Maybe work-setor is a confounding factor. If men and women differ in what ype of work they choose, and men tend to choose higher-paying types of work, then maybe that’s why their wages are higher?
In the code chunk below, produce some numerical output to help see whether men and women choose different ypes of work.
favstats(sector~sex,data=CPS85)
## Warning in (function (x, ..., na.rm = TRUE) : Auto-converting factor to
## numeric.
## Warning in (function (x, ..., na.rm = TRUE) : Auto-converting factor to
## numeric.
## sex min Q1 median Q3 max mean sd n missing
## 1 F 1 1 5 7 8 4.440816 2.722396 245 0
## 2 M 1 3 5 6 8 4.795848 1.978140 289 0
In the code chunk below, produce some graphical output to help see whether men and women choose different ypes of work.
barchartGC(~sector|sex,data=CPS85,
main="Do people choose differnt jobs",
xLab="Sector")
In the code-chunk below, run a chi-square test to see if the relationship you see in the data provides storng evidence that sex and sector are related in the U.S. population.
chisqtestGC(~sex+sector,data=CPS85)
## Pearson's Chi-squared test
##
## Observed Counts:
## sector
## sex clerical const manag manuf other prof sales service
## F 76 0 21 24 6 52 17 49
## M 21 20 34 44 62 53 21 34
##
## Counts Expected by Null:
## sector
## sex clerical const manag manuf other prof sales service
## F 44.5 9.18 25.23 31.2 31.2 48.17 17.43 38.08
## M 52.5 10.82 29.77 36.8 36.8 56.83 20.57 44.92
##
## Contributions to the chi-square statistic:
## sector
## sex clerical const manag manuf other prof sales service
## F 22.29 9.18 0.71 1.66 20.35 0.30 0.01 3.13
## M 18.90 7.78 0.60 1.41 17.25 0.26 0.01 2.65
##
##
## Chi-Square Statistic = 106.4973
## Degrees of Freedom of the table = 7
## P-Value = 0
In the code chunk below, produce some numerical output to help see whether wages vary by work sector.
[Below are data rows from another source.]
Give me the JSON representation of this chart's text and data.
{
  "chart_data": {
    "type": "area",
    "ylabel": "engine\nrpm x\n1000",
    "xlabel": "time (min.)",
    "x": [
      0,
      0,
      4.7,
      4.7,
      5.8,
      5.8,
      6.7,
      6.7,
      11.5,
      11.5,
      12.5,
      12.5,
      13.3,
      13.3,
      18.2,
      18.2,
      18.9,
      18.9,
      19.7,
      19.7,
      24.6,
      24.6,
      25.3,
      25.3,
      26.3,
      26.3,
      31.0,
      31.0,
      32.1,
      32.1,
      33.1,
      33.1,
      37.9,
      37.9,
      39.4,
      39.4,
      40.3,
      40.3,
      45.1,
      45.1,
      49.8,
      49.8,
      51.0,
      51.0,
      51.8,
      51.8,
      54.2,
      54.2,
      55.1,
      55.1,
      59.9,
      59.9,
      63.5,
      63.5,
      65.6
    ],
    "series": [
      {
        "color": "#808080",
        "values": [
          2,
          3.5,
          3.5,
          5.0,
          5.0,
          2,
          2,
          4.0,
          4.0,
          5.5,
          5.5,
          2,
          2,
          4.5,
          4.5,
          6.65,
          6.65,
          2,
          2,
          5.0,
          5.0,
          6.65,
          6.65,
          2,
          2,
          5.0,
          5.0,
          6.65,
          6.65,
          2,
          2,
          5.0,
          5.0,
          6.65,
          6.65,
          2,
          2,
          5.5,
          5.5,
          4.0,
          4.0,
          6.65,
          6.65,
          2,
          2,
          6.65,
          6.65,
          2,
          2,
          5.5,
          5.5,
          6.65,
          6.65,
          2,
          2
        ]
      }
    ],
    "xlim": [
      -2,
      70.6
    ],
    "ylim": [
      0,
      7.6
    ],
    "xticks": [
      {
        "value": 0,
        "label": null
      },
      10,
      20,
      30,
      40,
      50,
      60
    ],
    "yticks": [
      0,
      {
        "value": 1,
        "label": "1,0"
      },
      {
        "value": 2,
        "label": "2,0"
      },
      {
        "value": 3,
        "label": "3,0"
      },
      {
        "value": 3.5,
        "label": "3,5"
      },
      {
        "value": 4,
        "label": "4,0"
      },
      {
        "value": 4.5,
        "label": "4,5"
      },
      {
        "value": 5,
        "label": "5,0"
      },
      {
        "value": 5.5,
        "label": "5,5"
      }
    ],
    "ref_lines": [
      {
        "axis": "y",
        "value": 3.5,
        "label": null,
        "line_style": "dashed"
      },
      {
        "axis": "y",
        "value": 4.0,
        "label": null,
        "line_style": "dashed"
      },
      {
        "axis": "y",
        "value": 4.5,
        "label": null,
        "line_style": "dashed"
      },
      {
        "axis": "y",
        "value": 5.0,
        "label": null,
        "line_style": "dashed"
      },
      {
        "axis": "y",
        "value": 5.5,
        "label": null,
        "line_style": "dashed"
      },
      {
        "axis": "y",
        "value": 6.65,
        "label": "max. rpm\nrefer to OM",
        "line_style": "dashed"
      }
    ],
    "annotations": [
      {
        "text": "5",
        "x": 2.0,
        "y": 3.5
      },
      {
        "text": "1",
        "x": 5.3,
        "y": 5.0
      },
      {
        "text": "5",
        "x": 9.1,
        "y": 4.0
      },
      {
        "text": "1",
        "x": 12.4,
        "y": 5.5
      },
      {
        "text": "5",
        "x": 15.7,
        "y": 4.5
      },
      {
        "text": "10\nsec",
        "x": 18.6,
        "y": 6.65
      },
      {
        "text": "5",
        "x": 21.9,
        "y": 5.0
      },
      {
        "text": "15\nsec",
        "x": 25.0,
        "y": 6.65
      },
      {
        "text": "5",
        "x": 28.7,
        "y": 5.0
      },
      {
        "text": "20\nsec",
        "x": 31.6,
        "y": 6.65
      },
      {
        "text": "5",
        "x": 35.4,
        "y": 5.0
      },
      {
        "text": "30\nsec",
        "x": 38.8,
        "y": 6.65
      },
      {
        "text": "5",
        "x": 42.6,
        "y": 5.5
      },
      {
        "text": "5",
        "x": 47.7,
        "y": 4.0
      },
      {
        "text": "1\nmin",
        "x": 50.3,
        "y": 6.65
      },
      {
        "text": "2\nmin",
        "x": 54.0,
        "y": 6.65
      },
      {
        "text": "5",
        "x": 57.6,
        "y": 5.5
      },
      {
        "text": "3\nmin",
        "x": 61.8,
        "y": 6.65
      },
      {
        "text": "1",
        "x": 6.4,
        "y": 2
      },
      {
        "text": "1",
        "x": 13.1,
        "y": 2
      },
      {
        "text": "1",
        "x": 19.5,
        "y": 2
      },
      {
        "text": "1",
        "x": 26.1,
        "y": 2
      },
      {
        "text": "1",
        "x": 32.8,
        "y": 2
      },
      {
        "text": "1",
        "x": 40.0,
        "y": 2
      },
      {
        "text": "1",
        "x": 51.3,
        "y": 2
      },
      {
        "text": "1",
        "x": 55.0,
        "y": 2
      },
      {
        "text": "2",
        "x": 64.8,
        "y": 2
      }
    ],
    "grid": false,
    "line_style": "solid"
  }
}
favstats(wage~sector,data=CPS85)
## sector min Q1 median Q3 max mean sd n missing
## 1 clerical 3.00 5.2000 7.500 9.5000 15.03 7.422577 2.699018 97 0
## 2 const 3.75 7.2250 9.750 11.6275 15.00 9.502000 3.343877 20 0
## 3 manag 1.00 7.2500 10.620 16.3950 44.50 12.704000 7.572513 55 0
## 4 manuf 3.00 4.9250 6.750 9.8725 22.20 8.036029 4.117607 68 0
## 5 other 2.85 5.0000 6.940 10.8150 26.00 8.500588 4.601049 68 0
## 6 prof 4.35 7.5000 10.610 15.3800 24.98 11.947429 5.523833 105 0
## 7 sales 3.35 4.3125 5.725 10.8325 19.98 7.592632 4.232272 38 0
## 8 service 1.75 3.9650 5.500 8.0000 25.00 6.537470 3.673278 83 0
In the code chunk below, produce some graphical output to help see whether wages vary by work sector.
densityplot(~wage|sector,data=CPS85,
main="Wages By Work Sector",
xlab="Wages")
Run the code below: what does it tell you? This tells me the wages made by male/female in certain sectors.
densityplot(~wage|sector*sex, data =CPS85)
The following code gives the mean salary for each sex in each work sector. What does it tell you? It tells me that males make on average more than females.
with(CPS85, tapply(wage, INDEX = list(sex,sector), FUN = mean))
## clerical const manag manuf other prof sales service
## F 7.404211 NA 11.05619 5.713750 5.801667 11.10500 5.241765 6.059388
## M 7.489048 9.502 13.72176 9.302727 8.761774 12.77396 9.495714 7.226471
Does it appear that the overall difference between men and women can be explained by the fact that they choose different sectors of work? Why or why not?
I believe that this is the top reason. However even in the same jobs males earn a little bit more.